During 17 years as a reporter, videographer and special projects producer in Fort Myers, Smith interviewed sources and shot video on subjects that ranged from important community issues (contaminated drinking water, harmful pesticides) to the quirky and offbeat (a Big Foot sighting). Then, as a senior reporter during the recession of the 1990s, he agreed to work for a while with a pay cut and fewer hours before turning his sights north and on teaching. It was time for a change, he says.
At Hofstra, Smith was encouraged by Carol Rich, then chair of the Journalism Department, to beef up the broadcast classes, which had up to that point been designed by professors with print backgrounds. "After I was there about a year, I told my colleagues that we've got all the pieces here for a converged newsroom. We needed to have a place where students could work and feel like they were producing an actual news product and not just doing class projects, so in the fall of 2004, I made a proposal for what eventually became NewsHub," Hofstra's state-of-the-art newsroom and multimedia classroom.

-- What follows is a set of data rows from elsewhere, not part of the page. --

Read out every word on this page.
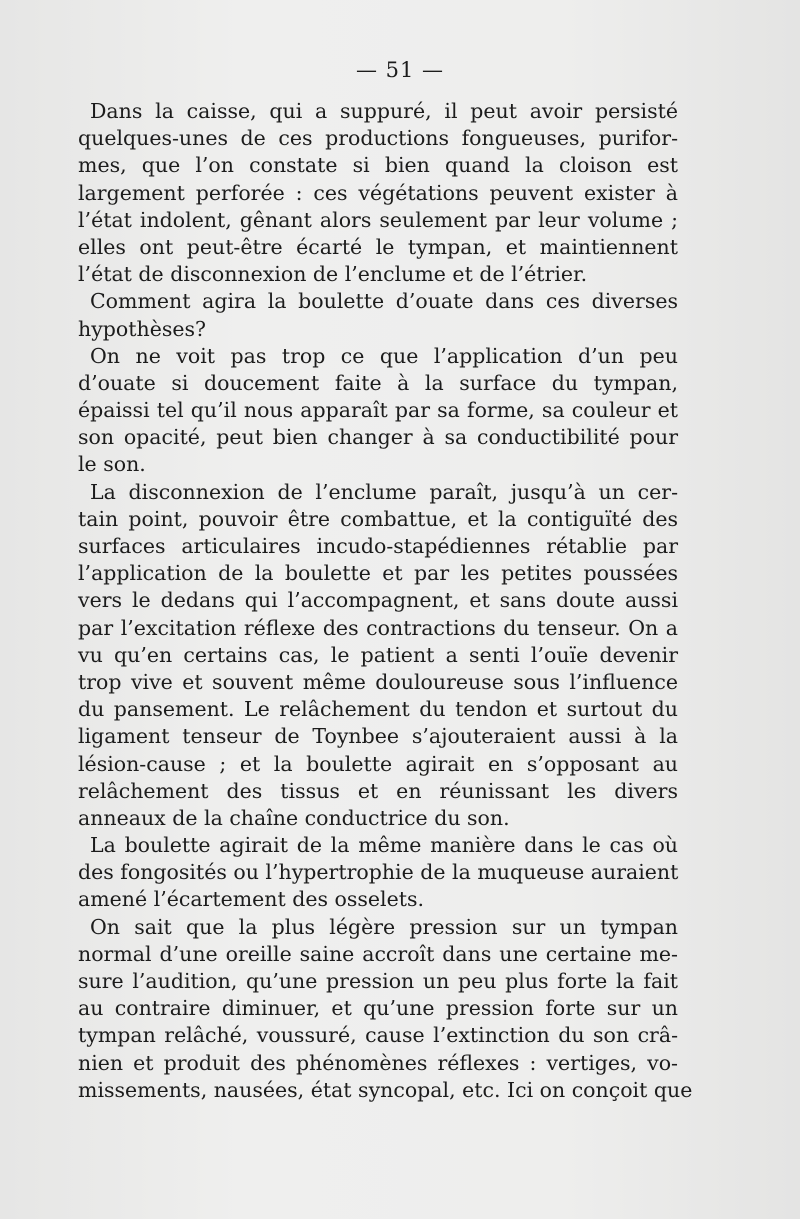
— 51 —
Dans la caisse, qui a suppuré, il peut avoir persisté
quelques-unes de ces productions fongueuses, purifor-
mes, que l’on constate si bien quand la cloison est
largement perforée : ces végétations peuvent exister à
l’état indolent, gênant alors seulement par leur volume ;
elles ont peut-être écarté le tympan, et maintiennent
l’état de disconnexion de l’enclume et de l’étrier.
Comment agira la boulette d’ouate dans ces diverses
hypothèses?
On ne voit pas trop ce que l’application d’un peu
d’ouate si doucement faite à la surface du tympan,
épaissi tel qu’il nous apparaît par sa forme, sa couleur et
son opacité, peut bien changer à sa conductibilité pour
le son.
La disconnexion de l’enclume paraît, jusqu’à un cer-
tain point, pouvoir être combattue, et la contiguïté des
surfaces articulaires incudo-stapédiennes rétablie par
l’application de la boulette et par les petites poussées
vers le dedans qui l’accompagnent, et sans doute aussi
par l’excitation réflexe des contractions du tenseur. On a
vu qu’en certains cas, le patient a senti l’ouïe devenir
trop vive et souvent même douloureuse sous l’influence
du pansement. Le relâchement du tendon et surtout du
ligament tenseur de Toynbee s’ajouteraient aussi à la
lésion-cause ; et la boulette agirait en s’opposant au
relâchement des tissus et en réunissant les divers
anneaux de la chaîne conductrice du son.
La boulette agirait de la même manière dans le cas où
des fongosités ou l’hypertrophie de la muqueuse auraient
amené l’écartement des osselets.
On sait que la plus légère pression sur un tympan
normal d’une oreille saine accroît dans une certaine me-
sure l’audition, qu’une pression un peu plus forte la fait
au contraire diminuer, et qu’une pression forte sur un
tympan relâché, voussuré, cause l’extinction du son crâ-
nien et produit des phénomènes réflexes : vertiges, vo-
missements, nausées, état syncopal, etc. Ici on conçoit que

He credits colleague Sybil DelGaudio, at the time dean of the School of Communication, for much of NewsHub's success. "I thought we would just convert one of the existing classrooms but once she got hold of the idea, she really made it into something bigger and greater than I had ever conceived," he notes.
One of Smith's goals over the years at Hofstra was to make sure journalism students learned how to not only write and report the news, but also shoot and edit video, a task that had been handled by students in the Radio, Television, Film (RTVF) Department. "My colleagues in RTVF agreed with this also, and slowly we've absorbed more and more of what the RTVF students were doing for broadcast journalism students."
In fact, starting this year, the Department of Journalism, Media Studies and Public Relations has done away with "broadcast" or "print" tracks, instead requiring all journalism students to learn basic multimedia skills along with other core classes such as reporting, law and ethics. Students still have the flexibility to study and master one area such as magazine writing, broadcast journalism, online journalism or information graphics.
Next up, Smith hopes that journalism students will soon have the ability to produce a daily television newscast. "We're doing that now with WRHU, which is such a wonderful tool for students. They do 24/7 broadcasting, including a lot of news reporting, and it's a great deadline-driven experience. I'd love to see something similar on the TV side to help us get to the next level."
Professor Smith is now working on a book and documentary project about his great aunt Elizebeth Smith Friedman and her husband, William Friedman, who were pioneer code breakers for the American government.